My mother loved Uncle George very much. Aside from Grandmom, the rest of her family was NOT very nice to mom. But Uncle George loved her. I guess as much as Grandmom did. As all of this was running at high speed through my head, Jane got a funny look on her face, and said, "And what's this he keeps saying about a pet turtle?" THAT for me, was the real clincher. Uncle George gave my mother broken pretzel bits, that he could not sell in the bakery, to take home. Which she would feed to her pet turtle, in the backyard of their home.

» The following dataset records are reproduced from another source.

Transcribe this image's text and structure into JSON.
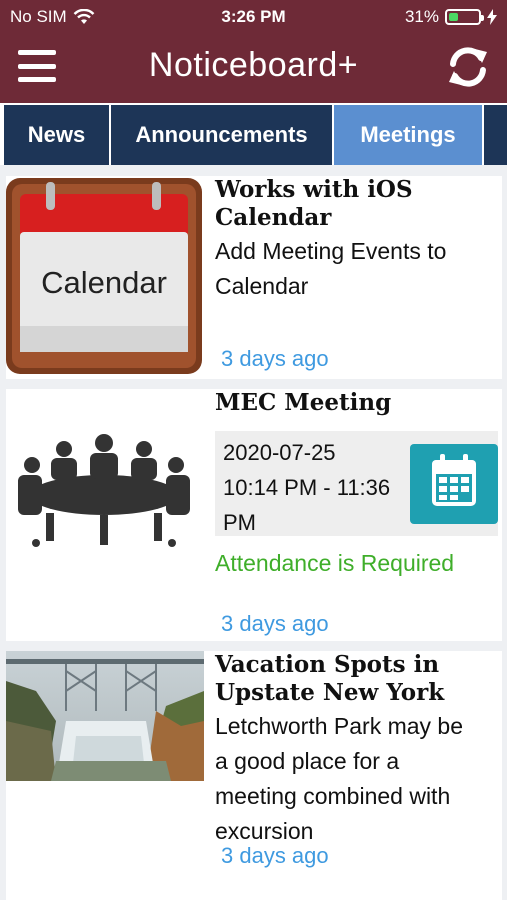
{
  "status_bar": {
    "carrier": "No SIM",
    "time": "3:26 PM",
    "battery": "31%",
    "battery_level": 0.31
  },
  "nav": {
    "title": "Noticeboard+"
  },
  "tabs": [
    {
      "label": "News",
      "active": false
    },
    {
      "label": "Announcements",
      "active": false
    },
    {
      "label": "Meetings",
      "active": true
    }
  ],
  "posts": [
    {
      "title": "Works with iOS Calendar",
      "body": "Add Meeting Events to Calendar",
      "time_ago": "3 days ago",
      "image_label": "Calendar"
    },
    {
      "title": "MEC Meeting",
      "date": "2020-07-25",
      "time_range": "10:14 PM - 11:36 PM",
      "attendance": "Attendance is Required",
      "time_ago": "3 days ago"
    },
    {
      "title": "Vacation Spots in Upstate New York",
      "body": "Letchworth Park may be a good place for a meeting combined with excursion",
      "time_ago": "3 days ago"
    }
  ],
  "colors": {
    "header": "#6e2a37",
    "tab": "#1d3557",
    "tab_active": "#5b8fd0",
    "link": "#3f9ae0",
    "attendance": "#3fae2a",
    "calendar_button": "#1fa0b1"
  }
}
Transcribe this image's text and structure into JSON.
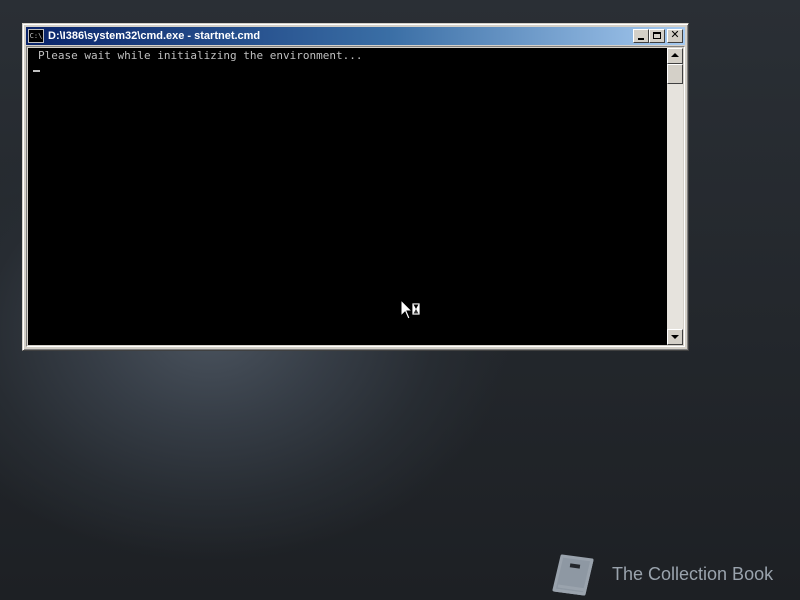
{
  "window": {
    "title": "D:\\I386\\system32\\cmd.exe - startnet.cmd",
    "icon": "cmd-icon",
    "icon_text": "C:\\",
    "buttons": {
      "minimize": "minimize-icon",
      "maximize": "maximize-icon",
      "close": "close-icon",
      "close_glyph": "✕"
    }
  },
  "console": {
    "lines": [
      "Please wait while initializing the environment..."
    ],
    "cursor": "_",
    "background": "#000000",
    "foreground": "#c0c0c0"
  },
  "scrollbar": {
    "up_icon": "scroll-up-arrow-icon",
    "down_icon": "scroll-down-arrow-icon"
  },
  "pointer": {
    "icon": "busy-pointer-icon"
  },
  "watermark": {
    "logo": "book-icon",
    "text": "The Collection Book"
  },
  "colors": {
    "titlebar_start": "#0a246a",
    "titlebar_end": "#a6caf0",
    "window_face": "#d4d0c8",
    "desktop": "#23272c"
  }
}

I related the experiences of that night to my mother, a day later, when I visited her in the nursing home. Mom had been bedridden and an invalid for 6 years at that point. I told her what the psychic had said. She was, of course, skeptical. Still, I told her that Uncle George visited her from time to time, and he was watching over her. She teared up a bit. Then I mentioned the broken pretzel bits and the turtle. Her eyes got wide."How could she know THAT??" "She couldn't." I told her "Unless Uncle George really was talking to her." Mom was always a skeptic. But she listened more carefully after that, when I related experiences such as those to her. Eventually, before she passed away, she even had an couple experiences of her own. But that’s going to be a story for another day.



Monday, August 30, 2010

My Father's Oldsmobile...

This one, is true.



                My father passed away in August of 1999, after a lengthy hospital stay.  He had been in since April.
                I lived with Mom and Pop, at the home I grew up in. As they grew infirm in their age, I tried to take care of them as best I could, while working 2 regular jobs and whatever side work came along as a musician. One gig was at a local Indian Reservation, where I would run sound twice a year (May and October) for their juried native arts show and competition. It was a large job, which required me to set up gear the day before the event started.  I had taken the gear up, the day before and come home that evening. The next morning, I decided to take my car, as it was more comfortable that the 1979 ford F100 that had belonged to my father. MY car, an 1985 Cadillac, wouldn’t start. Dead. No reason. Irritated, I went to the truck. It also was dead. NOW, I was in trouble.
                I called my friend, who was helping me on the job, hoping he had not left yet and could swing by and get me. No luck there. Already gone. I had no one to call to get a ride.  The reservation  was 50 miles one way. Taking a cab was out of the question. I looked out in the driveway. My father’s car still sat, undisturbed, where it had been for many months. I knew for a fact, it hadn’t been run or started, in nearly a year. As Pop sickened, I drove him where he needed to go, in MY vehicle.  His was a 1974 Oldsmobile Delta 88. A brown, 4 door, no frills, family vehicle. It had not yet broken 45,000 miles. Pop was proud of his Olds.
                I went inside and asked my Mom, where she thought his car keys might be. She sat there for a moment, before telling me they were probably still in his pants pocket. We had yet to clean out his things from their bedroom. Neither one of us could yet bear to do it. So, I went rooting through his clothes. I found the keys in the last pair of pants he wore, the day I drove him to the emergency room.
                Rushing back outside, I unlocked the Olds and climbed in. The interior still smelled like him; the sweat of a working man, and cigar smoke. I put the key in the ignition and said
“Oh please, Pop. Please start.”
                When I turned the key in the ignition, that Rocket 350 motor roared to life on the 1st try. I opened the glove box and dug around for the insurance card. When I looked at it, I couldn’t help but burst into tears; there were 3 days left on my dead father’s car insurance. The exact amount of time I needed to do this job. I went back inside and sat on the couch, next to my Mom, still crying and showed her the card. She could see and hear the Olds running, as it was parked right outside the living room window. Mom smiled as she read the insurance card.
                “Well, he’s still trying to help you as best he can.”
                I drove Pop’s car for the next three days, without a problem.
                Paranormal? Maybe not. But I like to think so. Thanks Pop. I love and miss you both.